A Good Virus is a social media wiki and participatory archive for story-sharing, reporting, linking and how-to demos for creating successful viral messages for the greater good.

It traces successful millennial message campaigns created by social entrepreneurs, visionaries and collectives that have deftly used social media to initiate contagious social change via Web 2.0. Along the way you will encounter viral messages that have taken to the Internet in epidemic ways, pollinating thousands, then millions with their how-to solutions and strategies for possibility, hope, and calls to action.


• Where do good viruses originate? What do they look like? Who starts them?
• How do some messages become epidemic?
• How do social media tools serve as conduits for viral enthusiasm?
• How does a message transform from static noise to sticky meaning that inspires change?

Just as biological viruses use the DNA of the host to replicate themselves, Social Media, including Facebook’s “share” button and the Retweeting of Twitter can easily manufacture viral messages. Web 2.0 software provides a petri dish for duplicating “memes” that can be passed from one computer to another for further pass-it-on replication.

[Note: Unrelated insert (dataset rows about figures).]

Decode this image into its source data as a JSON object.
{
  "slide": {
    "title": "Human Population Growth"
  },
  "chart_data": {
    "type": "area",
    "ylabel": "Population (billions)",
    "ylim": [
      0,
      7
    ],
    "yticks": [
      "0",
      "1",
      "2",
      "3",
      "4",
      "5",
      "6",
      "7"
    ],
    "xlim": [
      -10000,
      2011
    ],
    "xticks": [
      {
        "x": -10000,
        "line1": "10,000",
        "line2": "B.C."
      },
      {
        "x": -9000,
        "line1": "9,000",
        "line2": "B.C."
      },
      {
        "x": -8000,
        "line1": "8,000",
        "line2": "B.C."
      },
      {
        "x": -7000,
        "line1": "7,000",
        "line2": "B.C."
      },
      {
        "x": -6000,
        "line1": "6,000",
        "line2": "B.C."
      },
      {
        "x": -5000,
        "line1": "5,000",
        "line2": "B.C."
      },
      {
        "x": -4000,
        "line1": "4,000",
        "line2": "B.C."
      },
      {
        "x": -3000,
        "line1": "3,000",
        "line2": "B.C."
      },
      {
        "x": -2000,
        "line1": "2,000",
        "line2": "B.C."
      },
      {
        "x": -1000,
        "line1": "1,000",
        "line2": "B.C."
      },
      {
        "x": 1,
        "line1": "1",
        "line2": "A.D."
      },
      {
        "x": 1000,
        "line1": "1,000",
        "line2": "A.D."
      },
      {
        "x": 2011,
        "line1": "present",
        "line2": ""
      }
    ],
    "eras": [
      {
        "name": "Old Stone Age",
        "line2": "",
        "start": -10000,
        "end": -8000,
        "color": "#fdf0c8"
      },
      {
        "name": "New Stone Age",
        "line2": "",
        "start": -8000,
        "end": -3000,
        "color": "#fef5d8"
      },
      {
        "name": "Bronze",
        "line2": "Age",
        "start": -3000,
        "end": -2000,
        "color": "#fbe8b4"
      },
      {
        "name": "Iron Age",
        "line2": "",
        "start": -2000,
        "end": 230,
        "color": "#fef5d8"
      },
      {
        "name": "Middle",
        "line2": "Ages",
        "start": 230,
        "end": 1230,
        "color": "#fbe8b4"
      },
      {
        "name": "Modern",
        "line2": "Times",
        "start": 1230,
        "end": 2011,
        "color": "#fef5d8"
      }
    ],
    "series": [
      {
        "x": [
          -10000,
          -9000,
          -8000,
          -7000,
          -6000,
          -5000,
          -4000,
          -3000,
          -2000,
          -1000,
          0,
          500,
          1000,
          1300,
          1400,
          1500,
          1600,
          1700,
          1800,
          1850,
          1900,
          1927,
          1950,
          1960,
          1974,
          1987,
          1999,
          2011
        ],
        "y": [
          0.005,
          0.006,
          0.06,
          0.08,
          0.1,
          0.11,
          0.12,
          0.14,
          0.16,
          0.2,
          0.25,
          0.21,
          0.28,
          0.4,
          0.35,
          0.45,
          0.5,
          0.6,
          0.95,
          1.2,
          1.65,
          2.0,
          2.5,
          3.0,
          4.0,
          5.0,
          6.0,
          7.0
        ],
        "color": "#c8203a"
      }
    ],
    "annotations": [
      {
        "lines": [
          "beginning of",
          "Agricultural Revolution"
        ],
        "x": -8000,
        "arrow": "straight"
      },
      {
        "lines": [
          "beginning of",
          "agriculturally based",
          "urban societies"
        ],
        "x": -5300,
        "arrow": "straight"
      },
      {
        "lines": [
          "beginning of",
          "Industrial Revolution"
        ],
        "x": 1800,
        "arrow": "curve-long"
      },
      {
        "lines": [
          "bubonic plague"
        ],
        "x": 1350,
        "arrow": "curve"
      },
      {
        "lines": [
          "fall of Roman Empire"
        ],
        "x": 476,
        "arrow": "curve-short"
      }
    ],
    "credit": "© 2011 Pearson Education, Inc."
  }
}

These message-viruses or meme-viruses have the potential to create epidemics of all kinds. The type of content is up for grabs, which is why visionaries have such a unique opportunity to shape the web’s cultural laboratories.

A Good Virus samples social change taglines, images and videos that have been cut and pasted into our digital existence influencing political outcomes, consumption patterns and taste. In this sea of “memes,” ideas pass from person to person to person, taking on a life of their own.

With social media tools adapting and sending messages and new technologies at an exponential rate, as noted by Nick Bolton in a recent New York Times "Bits" blog post "Has Viral Gone Viral?"

Clearly what we say matters to the potency of solving global puzzles of sustainability and justice. A Good Virus is dedicated to spreading the memes of those who are masters of communication for the greater good, who talk the talk but also create nuggets of information that translate in a single spin cycle and lead to significant solutions, actions and social change.

Altruism is contagious. Enthusiasm is contagious. These are the foundations of A Good Virus. It’s a big experiment and millions are playing along, seeking solutions to global community and survival using the most creative tools available. Catch the epidemic.